Bartleby, the illegible
by Neil
Melville’s “Bartleby, the Scrivener” is a story about a man who, one day, declares that he “prefer[s] not to” perform the duties of his job as a copyist in a law office. Consequently, he is fired, starves, and dies. Capitalism!
But, not just that. It’s also a story about the intersection of moral duty and legibility — a concept that I hope will be familiar to our readership, since it’s been taken up by Venkatesh Rao, Scott Alexander, Lou Keep, Hotel Concierge, and our very own Natural Hazard. If somehow you’ve missed all of these, let’s just say legibility is about the push to define things in the terms of those with power — and the concern that something may be lost in translation.

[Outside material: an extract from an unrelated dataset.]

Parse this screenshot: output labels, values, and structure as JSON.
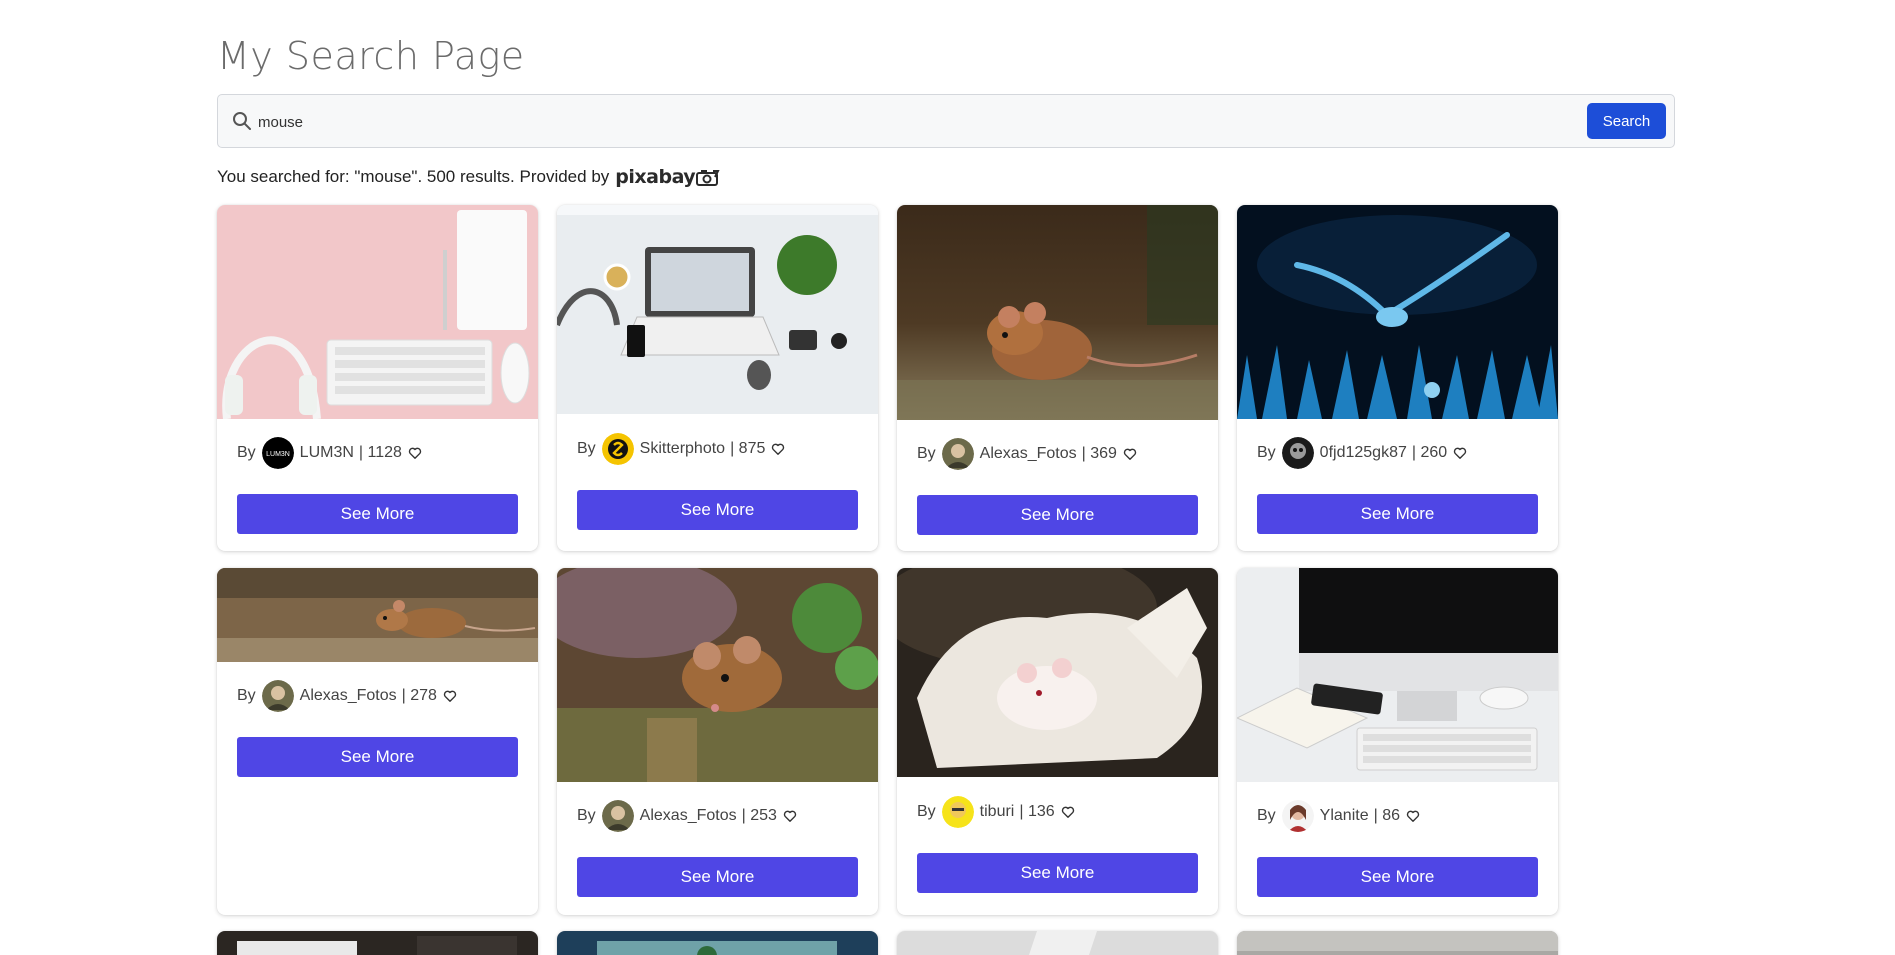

The first time Bartleby declares “I would prefer not to,” we’re only 25% of the way through the story. So if Melville was trying to write about a guy who defies his boss, gets fired, and dies in destitution, he wrote an awfully baggy story — surely he could’ve gotten from point A to point B a bit more expeditiously. So let’s review the story in more detail.
The first part of the story doesn’t even mention Bartleby. The narrator, a “rather elderly man” who runs the law office, employs two other copyists, known only by their nicknames, “Turkey” and “Nippers.” These two are hardly model employees, but the narrator doesn’t mind, because he has a system for managing them. Turkey gets a bit erratic after lunch (possibly because he’s having a lunch beer), and tends to make errors in the afternoon; whereas Nippers suffers from indigestion, and tends to be belligerent in the morning. The narrator accounts for their behavior, with, essentially, humorism; Turkey is sanguine, and Nippers is choleric. So we might suspect that he’ll try to understand Bartleby as melancholic. And, indeed, he is introduced as “pallidly neat, pitiably respectable, incurably forelorn!” The narrator even expresses a hope that his disposition “might operate beneficially upon the flighty temper of Turkey, and the fiery one of Nippers.”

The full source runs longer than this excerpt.